Artinya:” Apabila kamu bertemu dengan orang-orang kafir (di medan perang) maka pancunglah batang leher mereka. Sehingga apabila kamu telah mengalahkan mereka maka tawanlah  mereka dan sesudah itu kamu boleh membebaskan mereka atau menerima tebusan sampai perang berakhir. Demikianlah apabila alloh menghendaki niscaya alloh akan membinasakan mereka, tetapi alloh hendak menguji sebagian kamu dengan sebahagian yang lain. Dan orang-orang yang syahid pada jalan alloh. Alloh tidak akan menyia-nyiakan amal mereka. (Q.s muhammad:4.)
2.1.2. Sunat/mandub
Sunat atau mandub dalam fiqh merupakan tuntutan untuk memeperbuat secara tidak pasti dengan arti perbuatan itu dituntut untuk dilaksanakan. Terhadap yang melaksanakan berhak mendapat ganjaran akan kepatuhannya, tetapi bila tuntutan tersebut tidak dilakukan atau ditinggalkan maka tidak apa apa. oleh karena itu yang meninggalkan itu tidak patut mendapat ancaman dosa.Tuntutan seperti ini disebut Nadb. pengaruh tuntutan terhadap perbuatan disebut Nadb juga; sedangkan perbuatan yang dituntut disebut mandub.seperti memberi sumbangan ke panti jompo,shodaqah dan lainnya.secara bahasa mandub adalah seruan untuk sesuatu yang penting.adapun dalam artian definisi yaitu sesuatu yang dituntut untuk memmeprbuatnya secara hukum syar’i tanpa ada celaan terhadap orang  yang meninggalkan secara muthlak.”(7)

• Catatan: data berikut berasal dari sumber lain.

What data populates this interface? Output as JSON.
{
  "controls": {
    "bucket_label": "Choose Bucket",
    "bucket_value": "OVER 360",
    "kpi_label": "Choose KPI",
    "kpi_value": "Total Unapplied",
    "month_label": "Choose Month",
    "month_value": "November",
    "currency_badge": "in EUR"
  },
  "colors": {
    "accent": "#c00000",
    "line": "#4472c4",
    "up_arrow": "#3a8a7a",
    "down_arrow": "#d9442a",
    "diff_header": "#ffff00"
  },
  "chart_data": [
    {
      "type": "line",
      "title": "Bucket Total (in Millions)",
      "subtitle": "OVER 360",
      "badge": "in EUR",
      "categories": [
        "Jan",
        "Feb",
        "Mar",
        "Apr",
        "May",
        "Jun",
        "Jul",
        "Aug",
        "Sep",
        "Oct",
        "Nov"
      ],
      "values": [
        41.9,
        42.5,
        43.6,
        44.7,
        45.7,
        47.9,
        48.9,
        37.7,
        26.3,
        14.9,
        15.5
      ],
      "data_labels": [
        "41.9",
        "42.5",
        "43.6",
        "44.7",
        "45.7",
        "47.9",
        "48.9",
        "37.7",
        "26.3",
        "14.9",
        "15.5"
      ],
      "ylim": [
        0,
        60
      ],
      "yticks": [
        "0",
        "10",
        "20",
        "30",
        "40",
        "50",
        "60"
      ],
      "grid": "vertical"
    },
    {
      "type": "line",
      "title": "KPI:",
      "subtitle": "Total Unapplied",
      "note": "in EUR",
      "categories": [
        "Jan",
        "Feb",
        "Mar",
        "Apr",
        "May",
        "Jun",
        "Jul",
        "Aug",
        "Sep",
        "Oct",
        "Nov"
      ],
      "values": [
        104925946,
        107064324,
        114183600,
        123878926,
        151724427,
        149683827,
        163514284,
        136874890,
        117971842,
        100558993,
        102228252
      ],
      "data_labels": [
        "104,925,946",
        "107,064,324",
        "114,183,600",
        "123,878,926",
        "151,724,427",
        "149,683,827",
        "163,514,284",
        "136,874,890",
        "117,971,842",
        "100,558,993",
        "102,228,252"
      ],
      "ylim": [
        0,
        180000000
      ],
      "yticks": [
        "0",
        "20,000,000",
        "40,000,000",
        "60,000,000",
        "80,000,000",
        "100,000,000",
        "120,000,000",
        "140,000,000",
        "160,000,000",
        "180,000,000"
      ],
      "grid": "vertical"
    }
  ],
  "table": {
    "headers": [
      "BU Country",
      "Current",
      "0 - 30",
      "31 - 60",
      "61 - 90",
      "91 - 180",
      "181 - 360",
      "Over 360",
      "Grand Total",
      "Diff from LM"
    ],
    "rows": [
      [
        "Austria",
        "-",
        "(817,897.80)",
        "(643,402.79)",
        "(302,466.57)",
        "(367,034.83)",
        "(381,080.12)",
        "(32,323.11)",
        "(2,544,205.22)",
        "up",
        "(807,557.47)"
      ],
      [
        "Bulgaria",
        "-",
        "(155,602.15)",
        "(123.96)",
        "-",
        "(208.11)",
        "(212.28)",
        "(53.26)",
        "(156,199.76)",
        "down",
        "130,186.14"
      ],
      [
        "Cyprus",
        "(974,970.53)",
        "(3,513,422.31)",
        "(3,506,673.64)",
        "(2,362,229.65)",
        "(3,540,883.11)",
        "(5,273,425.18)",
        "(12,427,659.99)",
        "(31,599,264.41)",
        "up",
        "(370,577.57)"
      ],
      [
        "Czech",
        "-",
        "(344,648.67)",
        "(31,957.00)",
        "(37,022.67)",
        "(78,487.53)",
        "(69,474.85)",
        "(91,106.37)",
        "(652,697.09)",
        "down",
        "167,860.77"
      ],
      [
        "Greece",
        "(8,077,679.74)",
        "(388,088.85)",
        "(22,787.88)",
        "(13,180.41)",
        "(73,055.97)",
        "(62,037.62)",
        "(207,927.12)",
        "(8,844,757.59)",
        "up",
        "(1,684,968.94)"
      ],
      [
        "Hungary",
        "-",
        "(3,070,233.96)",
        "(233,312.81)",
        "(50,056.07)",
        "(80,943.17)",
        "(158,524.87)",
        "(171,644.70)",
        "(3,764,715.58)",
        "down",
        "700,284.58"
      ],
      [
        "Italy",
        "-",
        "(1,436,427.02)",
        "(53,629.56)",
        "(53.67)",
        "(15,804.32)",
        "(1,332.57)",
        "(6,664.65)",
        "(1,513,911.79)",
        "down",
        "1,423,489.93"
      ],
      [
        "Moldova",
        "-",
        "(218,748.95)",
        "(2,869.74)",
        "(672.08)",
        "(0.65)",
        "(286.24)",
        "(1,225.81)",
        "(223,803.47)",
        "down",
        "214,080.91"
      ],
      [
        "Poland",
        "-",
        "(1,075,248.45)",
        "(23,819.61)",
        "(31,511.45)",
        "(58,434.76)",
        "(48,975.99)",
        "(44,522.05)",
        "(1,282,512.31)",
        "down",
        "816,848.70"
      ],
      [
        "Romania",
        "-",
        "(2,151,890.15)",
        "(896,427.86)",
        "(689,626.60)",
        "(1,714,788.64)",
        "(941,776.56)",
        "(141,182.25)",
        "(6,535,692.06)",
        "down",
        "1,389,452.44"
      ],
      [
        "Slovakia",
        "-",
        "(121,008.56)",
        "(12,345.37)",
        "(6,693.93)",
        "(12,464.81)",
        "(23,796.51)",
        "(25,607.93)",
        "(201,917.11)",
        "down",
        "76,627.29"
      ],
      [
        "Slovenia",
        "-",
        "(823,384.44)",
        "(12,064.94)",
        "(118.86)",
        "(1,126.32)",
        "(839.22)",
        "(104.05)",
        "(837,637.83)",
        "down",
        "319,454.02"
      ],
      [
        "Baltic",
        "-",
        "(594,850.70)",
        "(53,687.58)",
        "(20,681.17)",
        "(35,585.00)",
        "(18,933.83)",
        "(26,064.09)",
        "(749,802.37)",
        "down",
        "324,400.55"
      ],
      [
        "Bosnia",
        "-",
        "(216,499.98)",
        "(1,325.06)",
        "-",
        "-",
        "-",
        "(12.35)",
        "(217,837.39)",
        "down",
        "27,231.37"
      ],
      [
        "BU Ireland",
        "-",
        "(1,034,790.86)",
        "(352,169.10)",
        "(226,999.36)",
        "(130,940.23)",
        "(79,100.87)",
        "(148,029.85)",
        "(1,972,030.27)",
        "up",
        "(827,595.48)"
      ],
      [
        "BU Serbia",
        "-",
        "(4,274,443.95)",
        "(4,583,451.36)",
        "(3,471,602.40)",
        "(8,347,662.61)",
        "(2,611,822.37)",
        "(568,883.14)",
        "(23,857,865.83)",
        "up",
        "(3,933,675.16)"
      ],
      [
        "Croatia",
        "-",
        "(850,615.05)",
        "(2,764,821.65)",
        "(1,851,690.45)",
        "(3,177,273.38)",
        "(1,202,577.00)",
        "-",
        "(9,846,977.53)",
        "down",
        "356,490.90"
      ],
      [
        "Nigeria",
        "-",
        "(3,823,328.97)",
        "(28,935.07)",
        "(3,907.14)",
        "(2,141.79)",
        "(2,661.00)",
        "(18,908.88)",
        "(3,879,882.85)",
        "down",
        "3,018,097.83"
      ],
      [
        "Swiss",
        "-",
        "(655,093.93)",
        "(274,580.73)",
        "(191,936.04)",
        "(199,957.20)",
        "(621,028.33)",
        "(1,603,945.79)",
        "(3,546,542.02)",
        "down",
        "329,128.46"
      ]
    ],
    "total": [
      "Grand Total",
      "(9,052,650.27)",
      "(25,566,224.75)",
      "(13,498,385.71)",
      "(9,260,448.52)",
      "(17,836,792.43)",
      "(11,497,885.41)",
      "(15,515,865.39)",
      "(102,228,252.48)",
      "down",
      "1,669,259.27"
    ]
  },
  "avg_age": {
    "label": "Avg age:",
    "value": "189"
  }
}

Sedangkan dalam mandub sendiri ada beberapa bagian.Yaitu Mandub dari segi selalu dan tidak selalunya nabi melakukan perbuatan sunah.terbagi menjadi dua yaitu Sunah muakkadah dan sunah ghairu muakkad.Sedangkan diilihat dari segi kemungkinan meninggalkan perbuatan juga terbagi dua yaitu sunah hadyu,sunah zaidah dan sunah nafal.
a)      segi selalu dan tidak selalunya nabi melakukan perbuatan sunah
Sunah muakkad yaitu perbuatan yang selalu dilakukan oleh nabi disamping ada keterangan yang menunjukkan bahwa perbuatan itu bukanlah sesuatu yang fardhu.misalnya shlat witir,dua raka’at fajar sebelum shalat shubuh.Sebagian ulama menyatakan bahwa orang yang meninggalkannya dicela,tetapi tidak berdosa,karena orang yang meninggalkan secara sengaja berarti menyalahi sunah yang biasa dilakukan nabi.
Sunah ghairu muakad yaitu sunnah yang dilakukan oleh nabi tetapi nabi tidak melazimkan dirinya untuk berbuat demikian seperti shalat sunah 4 rakaat sebelum dzuhur dan sebelum ashar.Ada yang mengartikan bahwa sunah ini tidak dikerjakan oleh rasul secara kontinyu.
      b). Dari segi kemungkinan meninggalkan perbuatan
Sunah hadyu yaitu perbuatan yang dituntut untuk melakukannya karena begitu besar faedah yang didapat darinya dan orang yang meninggalkannya dinyatakan sesat dan tercela; bahakan bila satu kelompok kaum sengaja meninggalkannya secara terus menerus,maka kelompok ini harus diperangi.sunah dalam bentuk ini merupakan kelengkapan dari kewajiban keagamaan,seperti adzan,shalat jamah,shalat hari raya.Jika dikategorikan sunah ini masuk kepada sunah muakkad karena  besar pahalanya.
Sunah zaidah yaitu sunah yang apabila dilakukan oleh mukallaf dinyatakan baik tetapi bila ditinggalkan ,yang meninggalkannya tidak diberi sanksi apa apa.seperti cara-cara yag biasa dilakuakn oleh nabi dalam kehidupan sehari harinya,sunah zaidah ini tempatnya adalah dibawah derajat sunah ghairu muakkad.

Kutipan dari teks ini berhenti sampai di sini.